Okay, so I plead with the guy. My husband’s in India – he can’t be here, can we PLEASE stay in line. I am still not clear on what that really has to do with making hundreds of people wait for us to meet Carlos Mencia when they couldn’t – but he seemed to get it -very lucky us – and he actually let us stay in line – yahoo! Several people come up after us – also begging but also offering him money (sorry dude – I didn’t even think of that). He said no to them all. He felt bad about it – you could tell. So, I chimed in and I backed him up -“he has had to turn so many people away, really, he has a tough job,” I said to all of them. Hey, I do what I can. This would be the one time of the night that Number One Hubby would have been glad he was not there.

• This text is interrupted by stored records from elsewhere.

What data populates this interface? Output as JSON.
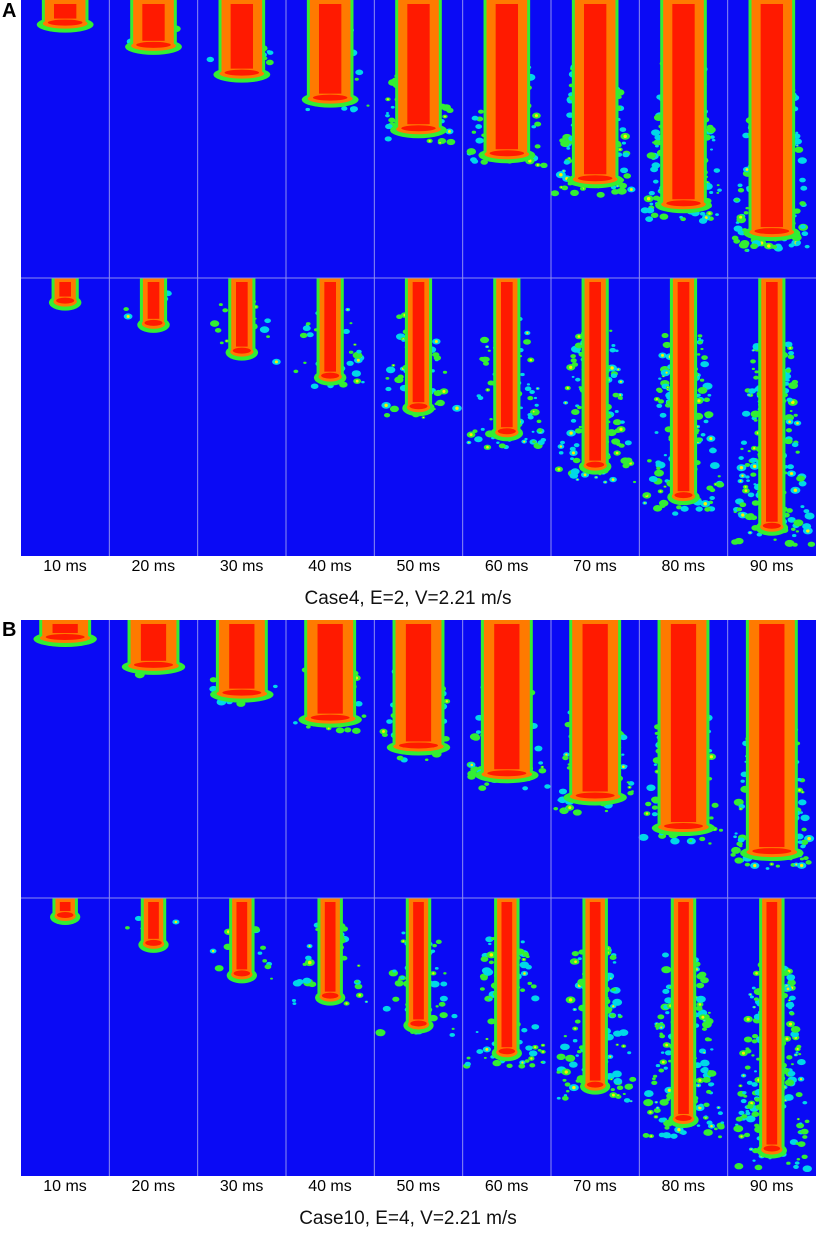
{
  "colors": {
    "background_field": "#0a0af5",
    "core_outer": "#ff7a00",
    "core_inner": "#ff1a00",
    "interface_green": "#33ee33",
    "interface_cyan": "#00d8e8",
    "interface_yellow": "#ffee00",
    "separator": "#8f8ff0"
  },
  "panels": [
    {
      "letter": "A",
      "caption": "Case4, E=2, V=2.21 m/s",
      "time_labels": [
        "10 ms",
        "20 ms",
        "30 ms",
        "40 ms",
        "50 ms",
        "60 ms",
        "70 ms",
        "80 ms",
        "90 ms"
      ],
      "rows": [
        {
          "tip_depth_fraction": [
            0.11,
            0.19,
            0.29,
            0.38,
            0.49,
            0.58,
            0.67,
            0.76,
            0.86
          ],
          "core_halfwidth_fraction": 0.23
        },
        {
          "tip_depth_fraction": [
            0.11,
            0.19,
            0.29,
            0.38,
            0.49,
            0.58,
            0.7,
            0.81,
            0.92
          ],
          "core_halfwidth_fraction": 0.12
        }
      ]
    },
    {
      "letter": "B",
      "caption": "Case10, E=4, V=2.21 m/s",
      "time_labels": [
        "10 ms",
        "20 ms",
        "30 ms",
        "40 ms",
        "50 ms",
        "60 ms",
        "70 ms",
        "80 ms",
        "90 ms"
      ],
      "rows": [
        {
          "tip_depth_fraction": [
            0.09,
            0.19,
            0.29,
            0.38,
            0.48,
            0.58,
            0.66,
            0.77,
            0.86
          ],
          "core_halfwidth_fraction": 0.26
        },
        {
          "tip_depth_fraction": [
            0.09,
            0.19,
            0.3,
            0.38,
            0.48,
            0.58,
            0.7,
            0.82,
            0.93
          ],
          "core_halfwidth_fraction": 0.11
        }
      ]
    }
  ]
}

Deep breath. Now it’s our turn. Twenty-five dollars please. What? Dang, I begged to be here – Carlos is right there. We are the last ones in line. My quick-thinking friend paid the guy. We smiled with him and took a very fun picture. Then I told him I was going to put him on my blog. He nodded very politely – you can tell he has manners -but the look on his face said, “Oh yeah – listen up people, there’s another stay at home mom here with a blog and she is going to put little ole me on it – Aw shucks. Look lady, I am the comedian – and remember honey, you paid to see me – who’s laughing now?”
So, I tell him, “No really, I’ve only been blogging for one week and I have over 500 hits (thank you people).” He was walking away – but he actually stopped, turned around, and said, “that’s actually pretty good.” That’s what I’m talkin’ bout. Validation.
“I know,” I said. “Seriously,” I added. “And you are going to be on it.” You can be sure he is counting his blessings now. He’ll be paying me for a picture soon. Only I wouldn’t charge him $25 – he inspires me. I thought he felt the same about me – clearly, not so much.
Oh yeah, we still have to go to the bathroom. Quick. Talk about if you give a mouse a cookie – we got way off track. So we are laughing at our sassy selves and probably being quite annoying. Funny, after all, is in the laugh of the beholder. This woman in the bathroom is laughing at us, too. She clearly has a wonderful sense of humor. “No really, Carlos is going to be on my blog. Hey, do YOU want to be on my blog?” Sure, crazy lady.
We take a picture – she has a great smile and she seems like she’s a lot of fun. I mean, really, she thinks we’re funny – how could I not love her? I ask for her name – it’s Robbin (I like to give credit where credit is due – I asked “y” or “i”). “Two” b’s she said – after Baskin Robbins. Honestly, that is what she said. You are kidding me – that is hysterical. She said it was either that or Holly Hobby. You’re killing me. Apparently her mom loves ice cream. And, actually loves it enough to name her child after it. And, no, she did not charge me to be in a picture with her.
Back to our fabulous seats – thanks again Number One Hubby. And we laughed so hard our faces hurt. The show was amazing – and, nope, I won’t repeat any of the jokes. Buy a ticket.
We drove home laughing all the way. Ha Ha Ha. Thank you Carlos! You are a damn riot! Number One Hubby was right to be disappointed he could not be there.
I can only imagine the what the performers had to say after the show…
Carlos: “Okay, who was the most whacked out fan you ran into.”
DJ Goldenchyld: “It’s all good bro – if anyone came too close I blasted ‘em with my tunes. Too loud for them to get too close.”
Juan Villareal: “Fans? I didn’t go anywhere near those people, the place was crawling with cops. I can’t make bond with only $12.”
Brad Williams: “I had this 500-pound fat chick trying to flirt with me. She likes my yard duck impression.”
Carlos Mencia: “This crazy white woman was promisin’ to blog me. Woo hoo lucky me, lucky me – dee dee dee!”
And Robbin, God only knows what she told her friends – but she is sure to be famous soon. Hi Robbin – my new BFF.
If Carlos Mencia is coming to a town near you – treat yourself – get tickets and give yourself plenty of time to get there!